The Dr Livingstone Adventure
As we wind our way along Santo's east coast, it feels like we're following an epic expedition. It's a rugged road. From just north of Luganville, the road is unsealed, potholed, rough and tumbly, but winding through deeply verdant countryside.
Over an enormous hill, there are two beaches - Champagne Beach is smaller; Lanok, around the point to the west, has rustic accommodation.
The water at Champagne is glorious, so clear, so balmy (29degC), and the bottom is peppered with coral heads and little reefs.

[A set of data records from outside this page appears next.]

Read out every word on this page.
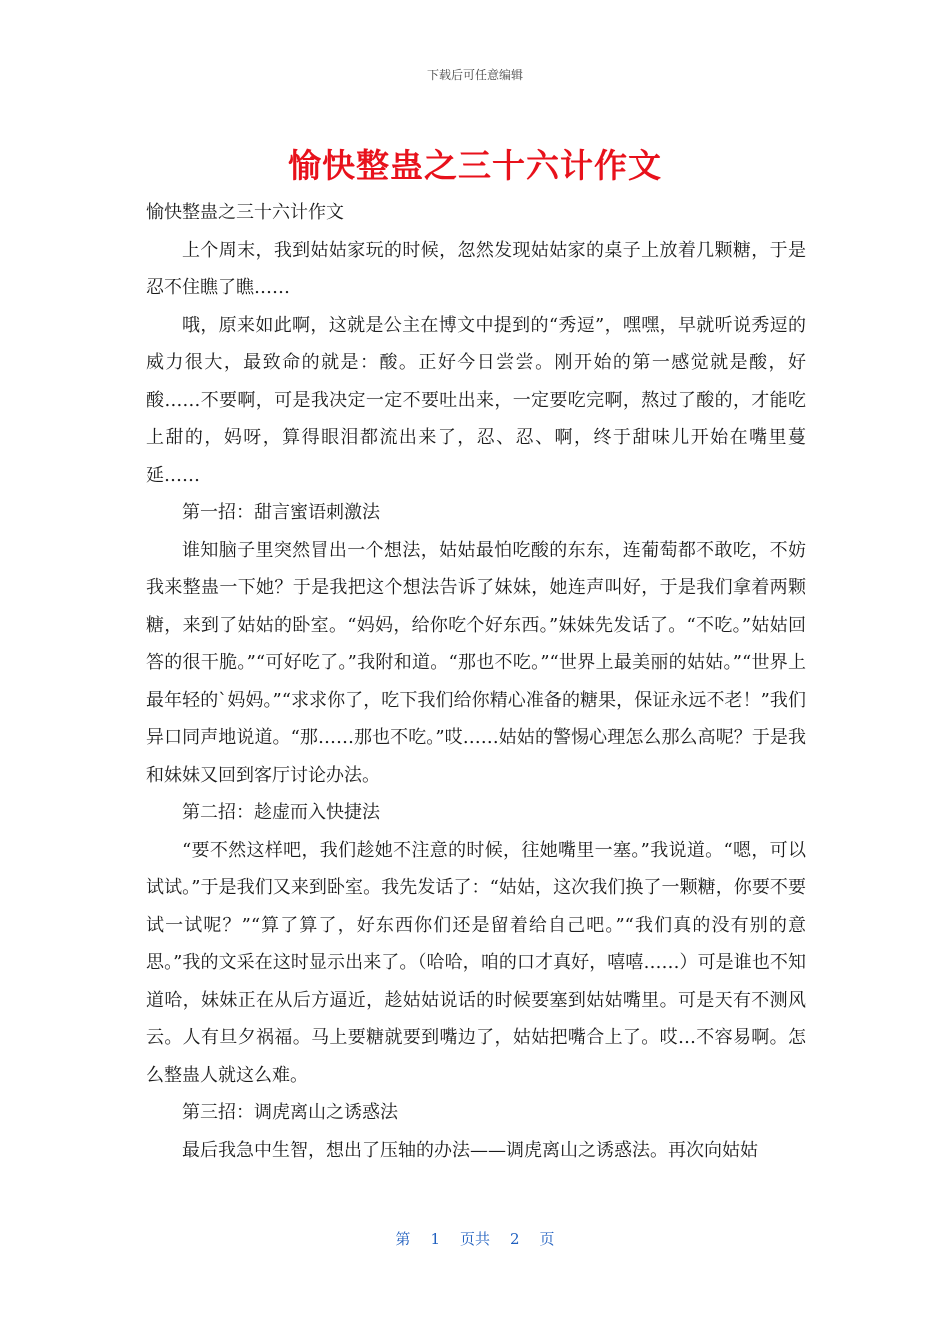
下载后可任意编辑
愉快整蛊之三十六计作文

愉快整蛊之三十六计作文

上个周末，我到姑姑家玩的时候，忽然发现姑姑家的桌子上放着几颗糖，于是忍不住瞧了瞧……

哦，原来如此啊，这就是公主在博文中提到的“秀逗”，嘿嘿，早就听说秀逗的威力很大，最致命的就是：酸。正好今日尝尝。刚开始的第一感觉就是酸，好酸……不要啊，可是我决定一定不要吐出来，一定要吃完啊，熬过了酸的，才能吃上甜的，妈呀，算得眼泪都流出来了，忍、忍、啊，终于甜味儿开始在嘴里蔓延……

第一招：甜言蜜语刺激法

谁知脑子里突然冒出一个想法，姑姑最怕吃酸的东东，连葡萄都不敢吃，不妨我来整蛊一下她？于是我把这个想法告诉了妹妹，她连声叫好，于是我们拿着两颗糖，来到了姑姑的卧室。“妈妈，给你吃个好东西。”妹妹先发话了。“不吃。”姑姑回答的很干脆。”“可好吃了。”我附和道。“那也不吃。”“世界上最美丽的姑姑。”“世界上最年轻的`妈妈。”“求求你了，吃下我们给你精心准备的糖果，保证永远不老！”我们异口同声地说道。“那……那也不吃。”哎……姑姑的警惕心理怎么那么高呢？于是我和妹妹又回到客厅讨论办法。

第二招：趁虚而入快捷法

“要不然这样吧，我们趁她不注意的时候，往她嘴里一塞。”我说道。“嗯，可以试试。”于是我们又来到卧室。我先发话了：“姑姑，这次我们换了一颗糖，你要不要试一试呢？”“算了算了，好东西你们还是留着给自己吧。”“我们真的没有别的意思。”我的文采在这时显示出来了。（哈哈，咱的口才真好，嘻嘻……）可是谁也不知道哈，妹妹正在从后方逼近，趁姑姑说话的时候要塞到姑姑嘴里。可是天有不测风云。人有旦夕祸福。马上要糖就要到嘴边了，姑姑把嘴合上了。哎…不容易啊。怎么整蛊人就这么难。

第三招：调虎离山之诱惑法

最后我急中生智，想出了压轴的办法——调虎离山之诱惑法。再次向姑姑

第 1 页共 2 页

As we near the beach at Lanok: the water cools, and freshens, thanks to a stream rushing down from the hills and apparently emptying into the sea underwater.
The Cultural Adventure
Nakamals are a kastom (custom) institution, the main house of the village where the men live. In the towns, they're kava bars, where ni-Vanuatu and expat blokes alike gather at the end of the day.
Port Vila has an enormous number of nakamals. We've tried Ronnie's, Richard's, and several others. Up in Luganville, there's the Green Light, which actually is a red light, and there's a relatively new one on the sea front, called Sea Front. But our favourite is Maewo, high on the ridge overlooking the back lagoon in Port Vila.
Vanuatu kava is renowned as better and stronger, because it's greener, made from the ground green roots of the pepper plant.
Traditionally, the roots were mulled by male virgins, before being mixed with water and served in a half coconut shell. These days, it's more mortar and pestle than virginal grind.
Punters arrive in the growing dusk, and sit on bench seats around the curtilage of the nakamal, often hidden behind bushes. They talk in low tones.
The atmosphere is punctuated by the clearing of throats and the hacking of remnant kava into surrounding bushes, often from directions in which one had no idea at all that anyone was sitting.
How to get to Maewo? Hop in a bus and tell the driver, "Maewo (my-wo) nakamal, plis, closeby Mangoes resort!"
You should get stuck into the adventures on offer in Vanuatu. It's a get-stuck-into-it kind of place.